Two weeks ago, I traveled from my home in north Florida to visit my parents who live in the center part of the state. For the northern portion of my trip (the Tallahassee to Ocala leg), I have two main routes to choose from. The southern portion of my trip from Ocala to my parents' home near Lake Wales is the same no matter which northern route I choose.
However, for the northern portion, my choices are either to go east on Interstate 10 and then pick up Interstate 75 near Lake City to go south, or to take U.S. 27 to Chiefland and then pick up Alternate 27 to Ocala. The Interstate route is slightly faster for this part of my journey. But if I go that route, I find the Interstate 10 portion of the trip is terminally boring and the Interstate 75 leg between Gainesville and Ocala is extremely congested and downright frightening.

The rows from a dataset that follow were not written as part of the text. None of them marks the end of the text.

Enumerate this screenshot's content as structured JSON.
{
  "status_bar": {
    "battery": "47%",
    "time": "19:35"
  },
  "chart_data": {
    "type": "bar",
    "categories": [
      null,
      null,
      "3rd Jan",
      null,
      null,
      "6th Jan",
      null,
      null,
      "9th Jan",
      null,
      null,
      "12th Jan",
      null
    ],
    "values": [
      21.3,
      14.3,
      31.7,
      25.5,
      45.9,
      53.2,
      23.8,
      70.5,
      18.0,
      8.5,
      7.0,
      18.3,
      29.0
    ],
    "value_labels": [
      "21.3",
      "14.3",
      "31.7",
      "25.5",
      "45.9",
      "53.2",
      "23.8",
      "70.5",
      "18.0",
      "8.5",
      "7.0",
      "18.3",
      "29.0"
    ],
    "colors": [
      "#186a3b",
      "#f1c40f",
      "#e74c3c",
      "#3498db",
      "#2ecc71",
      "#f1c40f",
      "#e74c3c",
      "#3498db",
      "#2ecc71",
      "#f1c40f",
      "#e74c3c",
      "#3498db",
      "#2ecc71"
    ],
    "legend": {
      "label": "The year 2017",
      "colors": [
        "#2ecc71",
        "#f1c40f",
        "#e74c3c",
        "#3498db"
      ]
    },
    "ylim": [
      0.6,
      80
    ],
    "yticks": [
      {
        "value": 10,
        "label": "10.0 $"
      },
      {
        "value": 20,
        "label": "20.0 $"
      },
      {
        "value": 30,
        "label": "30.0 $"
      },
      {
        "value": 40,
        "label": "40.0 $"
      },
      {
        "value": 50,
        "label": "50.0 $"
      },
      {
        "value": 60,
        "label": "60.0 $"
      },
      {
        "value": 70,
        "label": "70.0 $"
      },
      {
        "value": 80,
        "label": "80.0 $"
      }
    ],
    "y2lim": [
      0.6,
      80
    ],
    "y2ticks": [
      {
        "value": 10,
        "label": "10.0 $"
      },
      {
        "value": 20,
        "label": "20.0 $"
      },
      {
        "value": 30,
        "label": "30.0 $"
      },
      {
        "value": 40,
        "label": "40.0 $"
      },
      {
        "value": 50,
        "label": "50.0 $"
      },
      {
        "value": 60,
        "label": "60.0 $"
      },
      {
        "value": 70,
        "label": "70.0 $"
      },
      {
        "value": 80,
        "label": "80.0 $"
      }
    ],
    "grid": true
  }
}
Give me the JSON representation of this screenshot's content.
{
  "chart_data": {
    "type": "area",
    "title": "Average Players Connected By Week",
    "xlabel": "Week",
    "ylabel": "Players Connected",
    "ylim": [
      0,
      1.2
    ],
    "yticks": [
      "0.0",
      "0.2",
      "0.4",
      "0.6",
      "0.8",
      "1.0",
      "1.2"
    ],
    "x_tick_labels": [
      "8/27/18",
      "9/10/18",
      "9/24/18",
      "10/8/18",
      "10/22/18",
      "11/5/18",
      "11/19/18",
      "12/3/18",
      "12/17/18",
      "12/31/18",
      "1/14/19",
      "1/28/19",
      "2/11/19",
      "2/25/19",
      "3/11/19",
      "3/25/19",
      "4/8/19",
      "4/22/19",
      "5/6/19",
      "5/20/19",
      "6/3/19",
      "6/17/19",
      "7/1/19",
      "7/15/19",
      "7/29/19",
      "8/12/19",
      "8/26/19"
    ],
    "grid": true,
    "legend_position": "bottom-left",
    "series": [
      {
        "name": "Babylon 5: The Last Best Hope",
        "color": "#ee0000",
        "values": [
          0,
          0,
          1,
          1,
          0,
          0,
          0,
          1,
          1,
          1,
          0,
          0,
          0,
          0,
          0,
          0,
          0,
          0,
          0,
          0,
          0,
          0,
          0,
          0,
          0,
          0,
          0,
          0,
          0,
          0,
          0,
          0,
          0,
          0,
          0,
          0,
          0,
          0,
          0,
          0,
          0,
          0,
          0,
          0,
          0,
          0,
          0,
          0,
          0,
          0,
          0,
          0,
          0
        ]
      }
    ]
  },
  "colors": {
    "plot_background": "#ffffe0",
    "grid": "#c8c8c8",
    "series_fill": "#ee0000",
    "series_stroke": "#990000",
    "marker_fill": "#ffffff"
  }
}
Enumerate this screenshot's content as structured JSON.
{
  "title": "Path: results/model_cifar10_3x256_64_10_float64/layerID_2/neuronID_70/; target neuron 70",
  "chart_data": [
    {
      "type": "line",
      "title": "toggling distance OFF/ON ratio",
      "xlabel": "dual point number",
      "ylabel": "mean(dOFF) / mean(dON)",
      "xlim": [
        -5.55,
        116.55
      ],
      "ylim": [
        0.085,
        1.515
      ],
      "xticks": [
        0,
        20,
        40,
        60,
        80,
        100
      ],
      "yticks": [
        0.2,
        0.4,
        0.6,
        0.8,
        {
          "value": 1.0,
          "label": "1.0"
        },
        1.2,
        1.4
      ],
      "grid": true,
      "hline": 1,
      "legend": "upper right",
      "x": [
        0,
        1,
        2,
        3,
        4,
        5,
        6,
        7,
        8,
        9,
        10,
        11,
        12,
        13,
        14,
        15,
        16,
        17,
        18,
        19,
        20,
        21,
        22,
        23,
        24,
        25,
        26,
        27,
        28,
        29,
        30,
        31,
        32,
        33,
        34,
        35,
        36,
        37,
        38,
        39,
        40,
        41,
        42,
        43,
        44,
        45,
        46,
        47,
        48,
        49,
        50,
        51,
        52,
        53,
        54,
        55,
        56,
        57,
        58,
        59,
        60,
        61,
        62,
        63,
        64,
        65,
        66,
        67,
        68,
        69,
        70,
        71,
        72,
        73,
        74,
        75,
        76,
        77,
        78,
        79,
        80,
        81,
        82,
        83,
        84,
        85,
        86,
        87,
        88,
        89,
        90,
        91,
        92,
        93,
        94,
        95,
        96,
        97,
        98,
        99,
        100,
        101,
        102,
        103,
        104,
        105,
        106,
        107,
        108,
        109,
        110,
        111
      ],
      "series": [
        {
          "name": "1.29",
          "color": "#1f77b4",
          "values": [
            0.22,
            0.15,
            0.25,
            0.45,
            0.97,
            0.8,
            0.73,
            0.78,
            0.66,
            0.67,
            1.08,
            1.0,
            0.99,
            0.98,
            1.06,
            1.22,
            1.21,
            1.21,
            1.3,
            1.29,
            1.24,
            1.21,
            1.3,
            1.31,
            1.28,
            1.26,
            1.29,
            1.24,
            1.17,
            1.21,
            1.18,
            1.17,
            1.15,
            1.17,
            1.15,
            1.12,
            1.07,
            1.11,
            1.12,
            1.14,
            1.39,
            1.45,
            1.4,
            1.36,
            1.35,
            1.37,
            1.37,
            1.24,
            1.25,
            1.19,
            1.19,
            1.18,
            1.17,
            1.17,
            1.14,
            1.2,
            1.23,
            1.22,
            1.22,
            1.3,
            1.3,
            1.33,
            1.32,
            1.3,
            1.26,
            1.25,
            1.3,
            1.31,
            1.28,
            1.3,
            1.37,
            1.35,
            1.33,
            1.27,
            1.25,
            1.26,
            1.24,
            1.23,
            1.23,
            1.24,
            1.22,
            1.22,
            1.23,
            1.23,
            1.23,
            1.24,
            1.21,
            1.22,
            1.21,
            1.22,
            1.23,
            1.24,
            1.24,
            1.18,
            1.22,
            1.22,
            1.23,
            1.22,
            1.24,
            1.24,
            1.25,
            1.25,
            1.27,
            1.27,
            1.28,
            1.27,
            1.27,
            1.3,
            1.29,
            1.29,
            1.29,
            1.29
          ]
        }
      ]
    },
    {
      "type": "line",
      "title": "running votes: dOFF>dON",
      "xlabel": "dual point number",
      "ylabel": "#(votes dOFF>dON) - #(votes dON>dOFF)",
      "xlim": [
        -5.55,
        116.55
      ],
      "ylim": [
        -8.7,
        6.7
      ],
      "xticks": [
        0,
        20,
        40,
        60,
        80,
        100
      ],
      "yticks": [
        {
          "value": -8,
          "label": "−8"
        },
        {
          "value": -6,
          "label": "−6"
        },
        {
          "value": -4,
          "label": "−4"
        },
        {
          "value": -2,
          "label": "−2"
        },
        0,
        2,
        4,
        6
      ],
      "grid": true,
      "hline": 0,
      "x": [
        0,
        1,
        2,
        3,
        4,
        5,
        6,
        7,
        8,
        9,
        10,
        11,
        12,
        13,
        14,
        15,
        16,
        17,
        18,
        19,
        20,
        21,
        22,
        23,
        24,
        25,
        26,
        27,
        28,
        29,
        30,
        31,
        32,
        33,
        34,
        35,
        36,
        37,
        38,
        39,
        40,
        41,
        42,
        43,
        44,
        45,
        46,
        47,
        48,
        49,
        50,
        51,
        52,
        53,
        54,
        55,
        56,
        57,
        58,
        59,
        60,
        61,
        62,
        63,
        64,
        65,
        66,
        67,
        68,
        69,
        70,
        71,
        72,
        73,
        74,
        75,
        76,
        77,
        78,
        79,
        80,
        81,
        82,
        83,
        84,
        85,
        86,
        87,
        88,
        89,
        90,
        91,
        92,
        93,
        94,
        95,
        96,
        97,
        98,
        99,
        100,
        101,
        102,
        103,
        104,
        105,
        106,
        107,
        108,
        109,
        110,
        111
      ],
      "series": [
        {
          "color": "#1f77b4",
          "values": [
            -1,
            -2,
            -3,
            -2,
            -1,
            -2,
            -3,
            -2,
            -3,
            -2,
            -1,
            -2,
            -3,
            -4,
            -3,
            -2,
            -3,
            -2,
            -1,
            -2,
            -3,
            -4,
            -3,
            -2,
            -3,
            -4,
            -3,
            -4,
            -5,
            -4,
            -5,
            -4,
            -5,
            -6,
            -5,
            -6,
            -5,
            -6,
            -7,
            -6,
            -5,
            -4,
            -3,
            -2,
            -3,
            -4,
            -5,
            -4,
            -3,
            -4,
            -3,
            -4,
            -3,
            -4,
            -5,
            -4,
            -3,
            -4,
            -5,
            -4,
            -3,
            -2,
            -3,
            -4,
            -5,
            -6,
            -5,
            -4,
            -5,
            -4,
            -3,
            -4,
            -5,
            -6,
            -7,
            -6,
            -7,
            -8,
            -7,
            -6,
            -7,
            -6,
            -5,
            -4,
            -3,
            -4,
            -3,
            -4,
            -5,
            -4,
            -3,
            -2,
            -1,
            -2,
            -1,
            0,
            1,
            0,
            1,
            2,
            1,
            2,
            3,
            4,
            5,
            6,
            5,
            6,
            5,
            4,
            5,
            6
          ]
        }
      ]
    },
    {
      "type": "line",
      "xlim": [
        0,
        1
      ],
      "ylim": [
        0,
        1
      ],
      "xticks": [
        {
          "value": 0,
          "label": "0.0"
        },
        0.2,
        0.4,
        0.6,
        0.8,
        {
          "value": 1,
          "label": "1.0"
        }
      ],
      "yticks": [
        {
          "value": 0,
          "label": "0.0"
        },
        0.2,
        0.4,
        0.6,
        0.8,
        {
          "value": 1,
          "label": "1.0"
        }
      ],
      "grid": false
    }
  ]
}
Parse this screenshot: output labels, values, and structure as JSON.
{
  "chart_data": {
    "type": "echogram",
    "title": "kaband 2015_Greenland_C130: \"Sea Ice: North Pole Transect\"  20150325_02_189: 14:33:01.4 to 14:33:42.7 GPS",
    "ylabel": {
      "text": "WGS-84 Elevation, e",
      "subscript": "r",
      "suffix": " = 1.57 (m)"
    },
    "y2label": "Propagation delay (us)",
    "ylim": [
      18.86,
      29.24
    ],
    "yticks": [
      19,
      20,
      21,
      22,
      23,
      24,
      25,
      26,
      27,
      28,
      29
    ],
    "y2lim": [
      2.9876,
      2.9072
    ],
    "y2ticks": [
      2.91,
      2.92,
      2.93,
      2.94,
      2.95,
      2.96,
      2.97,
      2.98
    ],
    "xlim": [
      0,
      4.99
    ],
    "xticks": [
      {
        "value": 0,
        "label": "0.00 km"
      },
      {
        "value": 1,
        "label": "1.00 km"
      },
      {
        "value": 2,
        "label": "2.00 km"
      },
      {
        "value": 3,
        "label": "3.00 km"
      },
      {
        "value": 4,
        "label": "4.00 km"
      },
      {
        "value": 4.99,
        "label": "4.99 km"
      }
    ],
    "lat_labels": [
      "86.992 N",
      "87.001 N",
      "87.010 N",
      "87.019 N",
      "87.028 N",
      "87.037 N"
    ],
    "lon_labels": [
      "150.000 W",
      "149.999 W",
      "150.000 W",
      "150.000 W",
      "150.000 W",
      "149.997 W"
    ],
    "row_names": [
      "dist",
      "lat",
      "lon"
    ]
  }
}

So normally I choose to drive the U.S. 27/Alt. 27 route. The last 50 miles along Alt. 27 portion of this route runs between Chiefland and Ocala and is very picturesque. Ocala is a major center for horse farms of all kinds, but particularly for thoroughbreds. Until recently, that portion of the drive was a two lane road and often very slow if you were stuck behind a horse trailer. But recently, it was widened to a four lane divided highway which surprisingly has not diminished its scenic quality.
What has changed vastly is the section of my route from Ocala south. This portion is about a 90 mile trip, and has been under a major development boom. Ocala and the surrounding area have grown tremendously in recent years with retiree oriented developments, such as the Villages.
Twenty six miles south of Ocala, I hop onto the Florida turnpike for about 14 miles and get off just north of Minneola. Minneola and Clermont, just to the south, were once the heart of the citrus industry two decades ago. This portion of Florida is along the spine of the state and is very hilly with numerous lakes in between the hills. There is a high hill in Clermont where the Florida Citrus Tower was built for tourists to take an elevator to the top and view the miles and miles of groves that once were in all directions. I used to look forward to this portion of my drive.
No more. The groves are now all gone. What once was a beautiful sea of deep dark green groves is now being rapidly replaced with generic subdivisions. I can remember when I would forward to seeing the shearing of the trees in the fall and watch for the budding out the next spring. Now I see uninspired housing developments.
Each time I make this drive, the push for development has moved further and further south. And because of this, as I drive south on U.S. 27, the trip becomes more and more arduous. Concrete trucks are everywhere. Landmarks that I once knew to help me identify my location along my way are no longer there. Suddenly the entire corridor has become non-descript and I have no way of identifying where I am along it. The traffic has become unbearable and the roads are torn up from the construction equipment.
The lush dark green citrus groves of central Florida have disappeared and have been replaced with anywhere USA. It is the future of all of Florida. It is progress and it is sad.